How could this work?
Prisoners concluded they were honest in their anti-American statements because otherwise, why would they agree to write these statements? They weren't forced to write them and the prizes were negligible. Of course, they were negligible for a reason: so that the person could not logically justify their actions.
Finally, people tend to believe that a written statement reflects a person’s real attitude. This belief doesn't fade even if they know the ambiguous conditions the person was in. And if people around the person believe he or she is a collaborator, soon the person believes this too.
How is consistency used in marketing?
Just like pro-Communist essays, many product testimonials aren’t written out of personal love for the product (exceptions apply). Usually, people hope they might get something out of it (e.g., a discount). But that doesn’t matter: unless their opinion differs significantly from what they’ve written, they’ll end up liking the product more after writing a testimonial. Besides, the readers of that testimonial will believe the testimonial despite knowing that it is not necessarily honest.
2. Foot-in-the-door technique
Salespeople often start small and build big. That proves to be very effective, as long as the larger request is consistent with the smaller request.

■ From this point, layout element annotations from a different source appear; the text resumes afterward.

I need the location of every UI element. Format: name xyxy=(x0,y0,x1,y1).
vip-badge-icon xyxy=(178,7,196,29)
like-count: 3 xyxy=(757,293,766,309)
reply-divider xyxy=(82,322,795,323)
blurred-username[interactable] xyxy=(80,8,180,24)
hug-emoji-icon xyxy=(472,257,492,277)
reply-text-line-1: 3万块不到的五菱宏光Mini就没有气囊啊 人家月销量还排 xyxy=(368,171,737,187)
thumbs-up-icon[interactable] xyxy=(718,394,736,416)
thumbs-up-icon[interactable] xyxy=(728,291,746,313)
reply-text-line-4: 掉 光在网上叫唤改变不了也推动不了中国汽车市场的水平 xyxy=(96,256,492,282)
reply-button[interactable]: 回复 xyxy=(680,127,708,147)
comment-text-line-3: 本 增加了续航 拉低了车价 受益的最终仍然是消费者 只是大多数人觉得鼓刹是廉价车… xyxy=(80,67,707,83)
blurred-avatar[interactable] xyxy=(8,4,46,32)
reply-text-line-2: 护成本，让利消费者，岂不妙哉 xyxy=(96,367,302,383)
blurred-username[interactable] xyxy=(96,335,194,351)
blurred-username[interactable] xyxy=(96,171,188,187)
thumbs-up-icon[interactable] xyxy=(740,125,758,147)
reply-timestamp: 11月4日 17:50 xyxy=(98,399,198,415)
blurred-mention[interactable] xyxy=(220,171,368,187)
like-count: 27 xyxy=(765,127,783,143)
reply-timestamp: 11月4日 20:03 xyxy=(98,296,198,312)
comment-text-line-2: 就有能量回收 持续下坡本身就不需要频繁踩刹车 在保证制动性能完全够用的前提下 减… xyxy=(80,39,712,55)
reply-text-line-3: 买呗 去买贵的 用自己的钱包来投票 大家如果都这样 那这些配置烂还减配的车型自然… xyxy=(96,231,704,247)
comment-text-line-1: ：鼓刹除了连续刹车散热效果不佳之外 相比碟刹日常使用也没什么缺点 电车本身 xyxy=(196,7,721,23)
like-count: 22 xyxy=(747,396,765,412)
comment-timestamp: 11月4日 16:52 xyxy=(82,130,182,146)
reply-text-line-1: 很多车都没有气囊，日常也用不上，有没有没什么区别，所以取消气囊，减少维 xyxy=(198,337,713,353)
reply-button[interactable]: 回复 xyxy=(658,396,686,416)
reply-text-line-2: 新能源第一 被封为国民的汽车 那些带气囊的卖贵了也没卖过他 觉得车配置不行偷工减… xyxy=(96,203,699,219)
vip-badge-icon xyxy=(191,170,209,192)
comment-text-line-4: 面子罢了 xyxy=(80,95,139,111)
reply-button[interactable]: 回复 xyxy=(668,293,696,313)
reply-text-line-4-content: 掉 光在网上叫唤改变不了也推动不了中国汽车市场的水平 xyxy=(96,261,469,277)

Charities use this technique visibly often. First, they will ask to donate a small amount of money, then they’ll call for a monthly contribution of that small amount, and finally, they’ll ask to increase the amount you regularly contribute.

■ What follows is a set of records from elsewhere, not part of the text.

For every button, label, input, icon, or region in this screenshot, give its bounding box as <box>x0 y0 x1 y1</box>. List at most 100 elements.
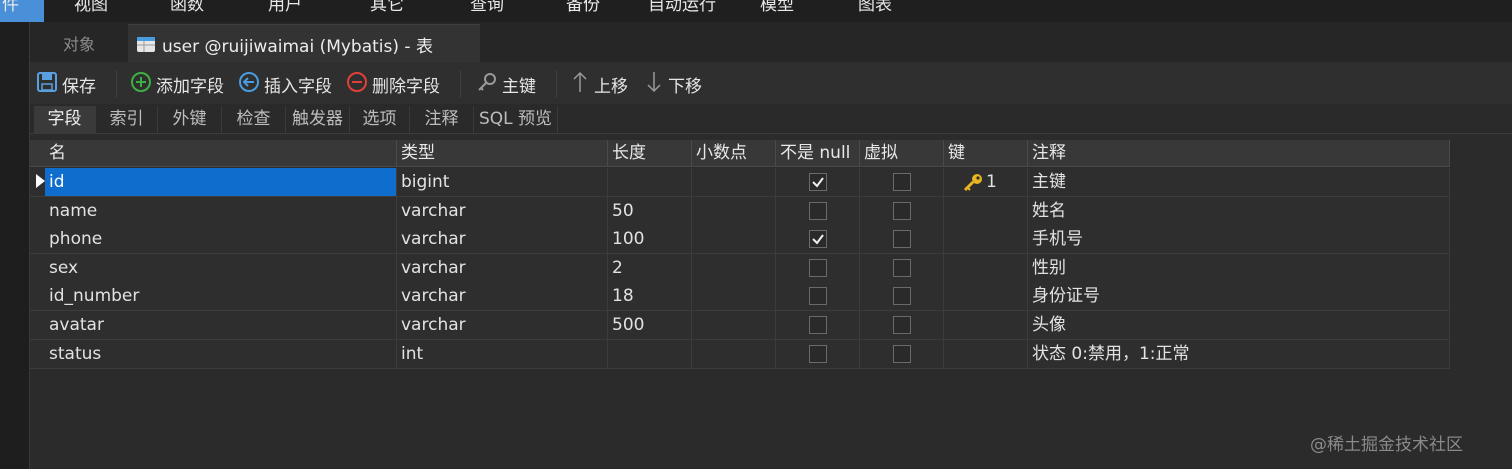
menu-item-chart[interactable]: 图表 <box>858 0 892 16</box>
cell-key[interactable] <box>944 196 1028 225</box>
subtab-comment[interactable]: 注释 <box>410 106 474 134</box>
menu-item-view[interactable]: 视图 <box>74 0 108 16</box>
cell-comment[interactable]: 主键 <box>1028 168 1450 196</box>
cell-decimals[interactable] <box>692 168 776 196</box>
cell-length[interactable]: 2 <box>608 253 692 282</box>
virtual-checkbox[interactable] <box>893 258 911 277</box>
cell-comment[interactable]: 手机号 <box>1028 225 1450 254</box>
tab-objects[interactable]: 对象 <box>30 30 128 60</box>
cell-not-null[interactable] <box>776 168 860 196</box>
menu-item-others[interactable]: 其它 <box>370 0 404 16</box>
not-null-checkbox[interactable] <box>809 230 827 249</box>
cell-decimals[interactable] <box>692 282 776 311</box>
column-header-virtual[interactable]: 虚拟 <box>860 140 944 167</box>
cell-name[interactable]: phone <box>45 225 397 254</box>
table-row[interactable]: avatar varchar 500 头像 <box>30 311 1450 340</box>
cell-virtual[interactable] <box>860 339 944 368</box>
column-header-length[interactable]: 长度 <box>608 140 692 167</box>
cell-key[interactable]: 1 <box>944 168 1028 196</box>
cell-name[interactable]: id_number <box>45 282 397 311</box>
cell-name[interactable]: sex <box>45 253 397 282</box>
not-null-checkbox[interactable] <box>809 173 827 191</box>
cell-not-null[interactable] <box>776 339 860 368</box>
subtab-foreign-keys[interactable]: 外键 <box>158 106 222 134</box>
cell-name[interactable]: status <box>45 339 397 368</box>
virtual-checkbox[interactable] <box>893 201 911 220</box>
cell-name[interactable]: avatar <box>45 311 397 339</box>
primary-key-button[interactable]: 主键 <box>476 72 536 97</box>
add-field-button[interactable]: 添加字段 <box>130 71 224 97</box>
cell-comment[interactable]: 身份证号 <box>1028 282 1450 311</box>
cell-length[interactable]: 50 <box>608 196 692 225</box>
subtab-sql-preview[interactable]: SQL 预览 <box>474 106 558 134</box>
cell-comment[interactable]: 性别 <box>1028 253 1450 282</box>
subtab-indexes[interactable]: 索引 <box>96 106 158 134</box>
cell-key[interactable] <box>944 311 1028 339</box>
cell-type[interactable]: varchar <box>397 196 608 225</box>
cell-not-null[interactable] <box>776 311 860 339</box>
column-header-comment[interactable]: 注释 <box>1028 140 1450 167</box>
cell-comment[interactable]: 姓名 <box>1028 196 1450 225</box>
cell-length[interactable] <box>608 168 692 196</box>
save-button[interactable]: 保存 <box>36 71 96 97</box>
table-row[interactable]: name varchar 50 姓名 <box>30 196 1450 226</box>
move-up-button[interactable]: 上移 <box>570 71 628 97</box>
column-header-name[interactable]: 名 <box>45 140 397 167</box>
cell-not-null[interactable] <box>776 282 860 311</box>
column-header-key[interactable]: 键 <box>944 140 1028 167</box>
cell-comment[interactable]: 头像 <box>1028 311 1450 339</box>
cell-virtual[interactable] <box>860 311 944 339</box>
cell-name[interactable]: name <box>45 196 397 225</box>
subtab-triggers[interactable]: 触发器 <box>286 106 350 134</box>
cell-length[interactable]: 18 <box>608 282 692 311</box>
insert-field-button[interactable]: 插入字段 <box>238 71 332 97</box>
menu-item-backup[interactable]: 备份 <box>566 0 600 16</box>
cell-type[interactable]: varchar <box>397 311 608 339</box>
cell-virtual[interactable] <box>860 225 944 254</box>
cell-key[interactable] <box>944 339 1028 368</box>
cell-type[interactable]: varchar <box>397 253 608 282</box>
column-header-decimals[interactable]: 小数点 <box>692 140 776 167</box>
virtual-checkbox[interactable] <box>893 230 911 249</box>
cell-decimals[interactable] <box>692 311 776 339</box>
menu-item-model[interactable]: 模型 <box>760 0 794 16</box>
table-row[interactable]: sex varchar 2 性别 <box>30 253 1450 283</box>
cell-type[interactable]: varchar <box>397 225 608 254</box>
cell-length[interactable]: 100 <box>608 225 692 254</box>
cell-name[interactable]: id <box>45 168 397 196</box>
not-null-checkbox[interactable] <box>809 316 827 334</box>
cell-length[interactable]: 500 <box>608 311 692 339</box>
table-row[interactable]: id bigint 1 主键 <box>30 168 1450 197</box>
column-header-not-null[interactable]: 不是 null <box>776 140 860 167</box>
not-null-checkbox[interactable] <box>809 258 827 277</box>
cell-type[interactable]: int <box>397 339 608 368</box>
virtual-checkbox[interactable] <box>893 287 911 306</box>
cell-decimals[interactable] <box>692 339 776 368</box>
cell-not-null[interactable] <box>776 225 860 254</box>
tab-table-design[interactable]: user @ruijiwaimai (Mybatis) - 表 <box>128 24 480 62</box>
table-row[interactable]: id_number varchar 18 身份证号 <box>30 282 1450 312</box>
virtual-checkbox[interactable] <box>893 316 911 334</box>
cell-decimals[interactable] <box>692 196 776 225</box>
subtab-checks[interactable]: 检查 <box>222 106 286 134</box>
virtual-checkbox[interactable] <box>893 173 911 191</box>
cell-comment[interactable]: 状态 0:禁用，1:正常 <box>1028 339 1450 368</box>
menu-item-query[interactable]: 查询 <box>470 0 504 16</box>
move-down-button[interactable]: 下移 <box>644 71 702 97</box>
virtual-checkbox[interactable] <box>893 344 911 363</box>
cell-key[interactable] <box>944 253 1028 282</box>
cell-virtual[interactable] <box>860 196 944 225</box>
cell-length[interactable] <box>608 339 692 368</box>
subtab-options[interactable]: 选项 <box>350 106 410 134</box>
cell-key[interactable] <box>944 282 1028 311</box>
column-header-type[interactable]: 类型 <box>397 140 608 167</box>
cell-not-null[interactable] <box>776 253 860 282</box>
menu-item-users[interactable]: 用户 <box>268 0 302 16</box>
cell-virtual[interactable] <box>860 168 944 196</box>
not-null-checkbox[interactable] <box>809 344 827 363</box>
cell-decimals[interactable] <box>692 253 776 282</box>
table-row[interactable]: status int 状态 0:禁用，1:正常 <box>30 339 1450 369</box>
menu-item-automation[interactable]: 自动运行 <box>648 0 716 16</box>
cell-decimals[interactable] <box>692 225 776 254</box>
cell-type[interactable]: bigint <box>397 168 608 196</box>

3. Reliance on consistency
Sometimes, we need to influence people’s behaviors long-term. A possible way to do that is also through relying on consistency. We just have to motivate people well enough so that they do the right thing once, and then in their mind, they’ll become a person who does that sort of thing - the self-image will change, and the consistency will do the trick with their future behavior.
The way to motivate is also often about self-image. For example, Cialdini describes a gas-saving project in Iowa. First, the researcher called up the Iowa residents who heated their homes with natural gas and gave them some energy-conservation tips and asked them to try to save fuel in the future. All agreed to try, but as you would expect at the winter’s end no real savings had occurred. A combination of information and good intentions didn’t work.
Then the researcher tried something different. They took another sample of Iowa natural-gas users. They were also contacted by the interviewer, given the information and asked to save gas. Additionally, residents agreeing to save energy would have their names published in newspaper articles as public-spirited, fuel-conserving citizens. The effect was immediate - in a month savings were huge. And then the residents were told that their names won’t be publicized after all - the reason that affected savings was gone but did that change the behavior? Quite the opposite. For each of the remaining winter months, they conserved even more fuel than they had during the time they thought they would be publicly praised for it. The change happened in their mind - they viewed themselves now as public-spirited, fuel-conserving citizens and acted consistently with what they’ve done.
For marketers, people’s strive for consistency is often a gift.
It facilitates brand loyalty, it makes people say “yes” after they’ve said “yes” before. It’s employed by gifted salesmen everywhere from door-to-door sales to Apple. It’s something to include in your strategy as a marketer and something to keep in mind as a consumer: if you’re feeling you’re agreeing to something that you wouldn’t have agreed to a week ago, it might be your strive for consistency with whatever happened just before talking. You don’t really have to listen to it.